PHSMA and California Oil Spill: Pipeline Company One of Worst Offenders in U.S.
On May 19, 2015, a pipeline located on the California coastline ruptured, spilling more than 100,000 gallons of crude oil. At least 21,000 gallons of the of the crude were dumped into the Pacific Ocean, creating a nine mile oil slick before the pipeline, which is owned by Plains All American Pipeline, was finally shut off – three hours after the rupture occurred.
According to the U.S. Pipeline and Hazardous Materials Administration (PHSMA), Plains All American Pipeline is one of the worst offenders for safety and maintenance infractions. In less than a decade, the company has been cited for 175 safety and maintenance violations, including being responsible for at least 10 other oil spills in four other states.
Plains All American operates almost 18,000 miles of pipeline through several states. The company’s rate of incidents per mile is more than three times the national average of other pipeline operators, according to a recent independent analysis. Of the more than 1,700 pipeline companies that operated in the U.S., only four other companies have more reported violations than Plains All American.

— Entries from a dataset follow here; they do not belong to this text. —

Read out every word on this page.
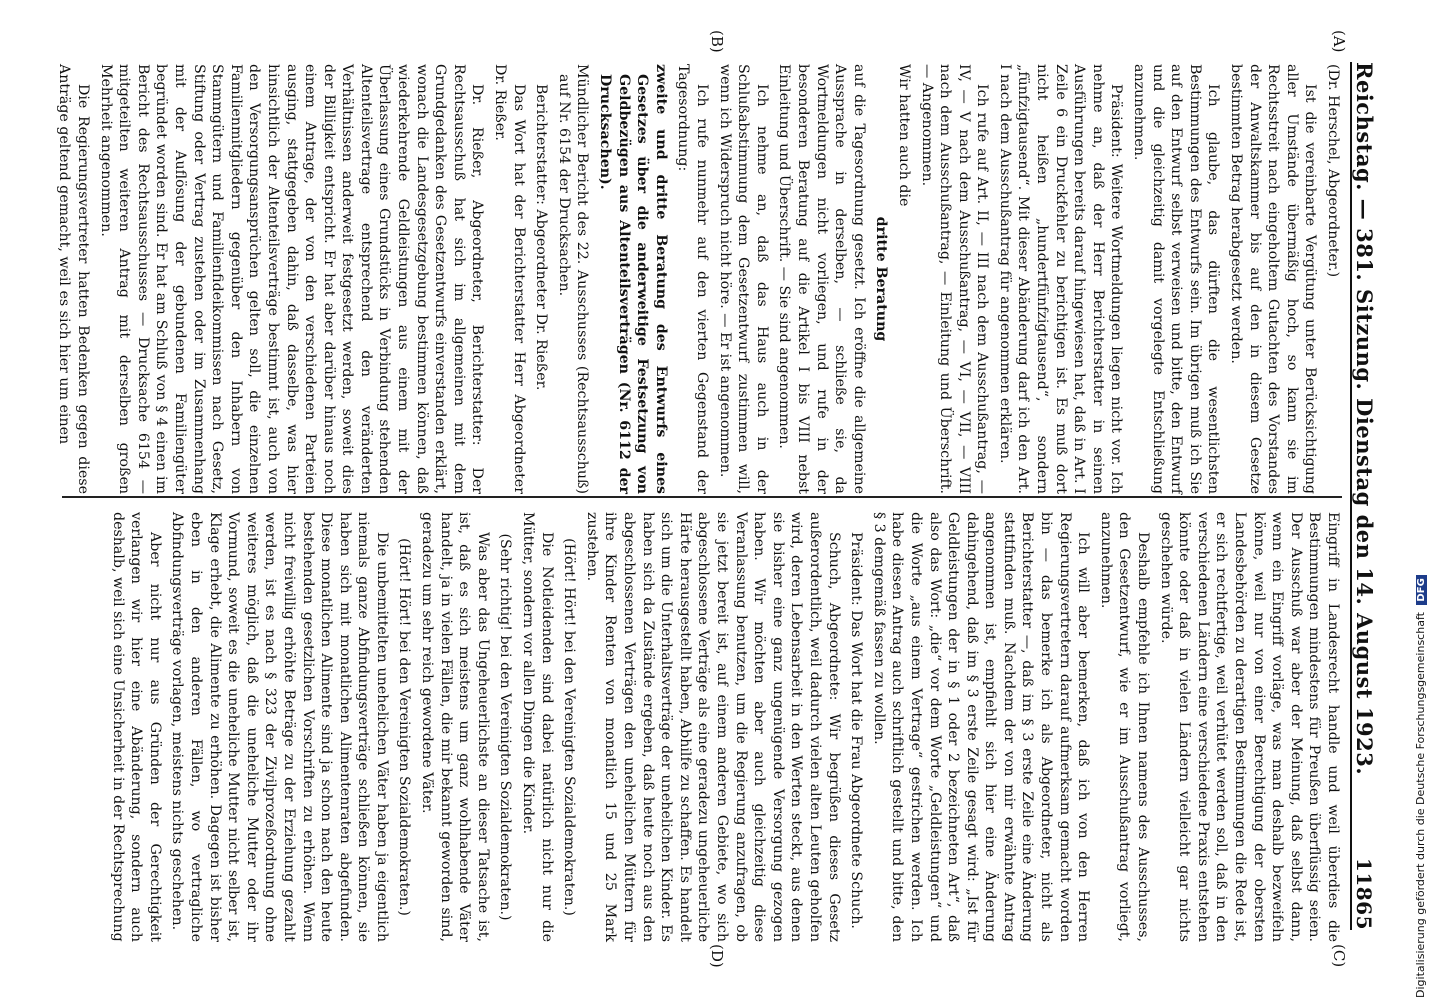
Reichstag. — 381. Sitzung. Dienstag den 14. August 1923.
11865
(A)
(B)
(C)
(D)

(Dr. Herschel, Abgeordneter.)

Ist die vereinbarte Vergütung unter Berücksichtigung aller Umstände übermäßig hoch, so kann sie im Rechtsstreit nach eingeholtem Gutachten des Vorstandes der Anwaltskammer bis auf den in diesem Gesetze bestimmten Betrag herabgesetzt werden.

Ich glaube, das dürften die wesentlichsten Bestimmungen des Entwurfs sein. Im übrigen muß ich Sie auf den Entwurf selbst verweisen und bitte, den Entwurf und die gleichzeitig damit vorgelegte Entschließung anzunehmen.

Präsident: Weitere Wortmeldungen liegen nicht vor. Ich nehme an, daß der Herr Berichterstatter in seinen Ausführungen bereits darauf hingewiesen hat, daß in Art. I Zeile 6 ein Druckfehler zu berichtigen ist. Es muß dort nicht heißen „hundertfünfzigtausend“, sondern „fünfzigtausend“. Mit dieser Abänderung darf ich den Art. I nach dem Ausschußantrag für angenommen erklären.

Ich rufe auf Art. II, — III nach dem Ausschußantrag, — IV, — V nach dem Ausschußantrag, — VI, — VII, — VIII nach dem Ausschußantrag, — Einleitung und Überschrift. — Angenommen.

Wir hatten auch die

dritte Beratung

auf die Tagesordnung gesetzt. Ich eröffne die allgemeine Aussprache in derselben, — schließe sie, da Wortmeldungen nicht vorliegen, und rufe in der besonderen Beratung auf die Artikel I bis VIII nebst Einleitung und Überschrift. — Sie sind angenommen.

Ich nehme an, daß das Haus auch in der Schlußabstimmung dem Gesetzentwurf zustimmen will, wenn ich Widerspruch nicht höre. — Er ist angenommen.

Ich rufe nunmehr auf den vierten Gegenstand der Tagesordnung:

zweite und dritte Beratung des Entwurfs eines Gesetzes über die anderweitige Festsetzung von Geldbezügen aus Altenteilsverträgen (Nr. 6112 der Drucksachen).

Mündlicher Bericht des 22. Ausschusses (Rechtsausschuß) auf Nr. 6154 der Drucksachen.

Berichterstatter: Abgeordneter Dr. Rießer.

Das Wort hat der Berichterstatter Herr Abgeordneter Dr. Rießer.

Dr. Rießer, Abgeordneter, Berichterstatter: Der Rechtsausschuß hat sich im allgemeinen mit dem Grundgedanken des Gesetzentwurfs einverstanden erklärt, wonach die Landesgesetzgebung bestimmen können, daß wiederkehrende Geldleistungen aus einem mit der Überlassung eines Grundstücks in Verbindung stehenden Altenteilsvertrage entsprechend den veränderten Verhältnissen anderweit festgesetzt werden, soweit dies der Billigkeit entspricht. Er hat aber darüber hinaus noch einem Antrage, der von den verschiedenen Parteien ausging, stattgegeben dahin, daß dasselbe, was hier hinsichtlich der Altenteilsverträge bestimmt ist, auch von den Versorgungsansprüchen gelten soll, die einzelnen Familienmitgliedern gegenüber den Inhabern von Stammgütern und Familienfideikommissen nach Gesetz, Stiftung oder Vertrag zustehen oder im Zusammenhang mit der Auflösung der gebundenen Familiengüter begründet worden sind. Er hat am Schluß von § 4 einen im Bericht des Rechtsausschusses — Drucksache 6154 — mitgeteilten weiteren Antrag mit derselben großen Mehrheit angenommen.

Die Regierungsvertreter hatten Bedenken gegen diese Anträge geltend gemacht, weil es sich hier um einen

Eingriff in Landesrecht handle und weil überdies die Bestimmungen mindestens für Preußen überflüssig seien. Der Ausschuß war aber der Meinung, daß selbst dann, wenn ein Eingriff vorläge, was man deshalb bezweifeln könne, weil nur von einer Berechtigung der obersten Landesbehörden zu derartigen Bestimmungen die Rede ist, er sich rechtfertige, weil verhütet werden soll, daß in den verschiedenen Ländern eine verschiedene Praxis entstehen könnte oder daß in vielen Ländern vielleicht gar nichts geschehen würde.

Deshalb empfehle ich Ihnen namens des Ausschusses, den Gesetzentwurf, wie er im Ausschußantrag vorliegt, anzunehmen.

Ich will aber bemerken, daß ich von den Herren Regierungsvertretern darauf aufmerksam gemacht worden bin — das bemerke ich als Abgeordneter, nicht als Berichterstatter —, daß im § 3 erste Zeile eine Änderung stattfinden muß. Nachdem der von mir erwähnte Antrag angenommen ist, empfiehlt sich hier eine Änderung dahingehend, daß im § 3 erste Zeile gesagt wird: „Ist für Geldleistungen der in § 1 oder 2 bezeichneten Art“, daß also das Wort: „die“ vor dem Worte „Geldleistungen“ und die Worte „aus einem Vertrage“ gestrichen werden. Ich habe diesen Antrag auch schriftlich gestellt und bitte, den § 3 demgemäß fassen zu wollen.

Präsident: Das Wort hat die Frau Abgeordnete Schuch.

Schuch, Abgeordnete: Wir begrüßen dieses Gesetz außerordentlich, weil dadurch vielen alten Leuten geholfen wird, deren Lebensarbeit in den Werten steckt, aus denen sie bisher eine ganz ungenügende Versorgung gezogen haben. Wir möchten aber auch gleichzeitig diese Veranlassung benutzen, um die Regierung anzufragen, ob sie jetzt bereit ist, auf einem anderen Gebiete, wo sich abgeschlossene Verträge als eine geradezu ungeheuerliche Härte herausgestellt haben, Abhilfe zu schaffen. Es handelt sich um die Unterhaltsverträge der unehelichen Kinder. Es haben sich da Zustände ergeben, daß heute noch aus den abgeschlossenen Verträgen den unehelichen Müttern für ihre Kinder Renten von monatlich 15 und 25 Mark zustehen.

(Hört! Hört! bei den Vereinigten Sozialdemokraten.)

Die Notleidenden sind dabei natürlich nicht nur die Mütter, sondern vor allen Dingen die Kinder.

(Sehr richtig! bei den Vereinigten Sozialdemokraten.)

Was aber das Ungeheuerlichste an dieser Tatsache ist, ist, daß es sich meistens um ganz wohlhabende Väter handelt, ja in vielen Fällen, die mir bekannt geworden sind, geradezu um sehr reich gewordene Väter.

(Hört! Hört! bei den Vereinigten Sozialdemokraten.)

Die unbemittelten unehelichen Väter haben ja eigentlich niemals ganze Abfindungsverträge schließen können, sie haben sich mit monatlichen Alimentenraten abgefunden. Diese monatlichen Alimente sind ja schon nach den heute bestehenden gesetzlichen Vorschriften zu erhöhen. Wenn nicht freiwillig erhöhte Beträge zu der Erziehung gezahlt werden, ist es nach § 323 der Zivilprozeßordnung ohne weiteres möglich, daß die uneheliche Mutter oder ihr Vormund, soweit es die uneheliche Mutter nicht selber ist, Klage erhebt, die Alimente zu erhöhen. Dagegen ist bisher eben in den anderen Fällen, wo vertragliche Abfindungsverträge vorlagen, meistens nichts geschehen.

Aber nicht nur aus Gründen der Gerechtigkeit verlangen wir hier eine Abänderung, sondern auch deshalb, weil sich eine Unsicherheit in der Rechtsprechung	Digitalisierung gefördert durch die Deutsche Forschungsgemeinschaft DFG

The company has paid over $115,000 in civil penalties for violations which include failing to maintain adequate firefighting gear and relying on local volunteer fire departments. They have also been cited for failing to install equipment to prevent pipe corrosion, failing to prove it had completed repairs recommended by inspectors and failing to keep records showing inspections of breakout tanks used to ease pressure surges in pipelines.
The Santa Barbara oil spill area has been declared a state of emergency, with both Refugio State Beach and El Capitan State Beach closed. More than 850 workers have been attempting to clean the damage that has been done to the area. As of today, more than 280 dead animals have been recovered, including 180 birds and 100 marine mammals. So far, workers have recovered 14,267 gallons of oily water and 960 cubic yards of oily sand. The cost to date is at least $65 million, with more months of clean-up recovery expected.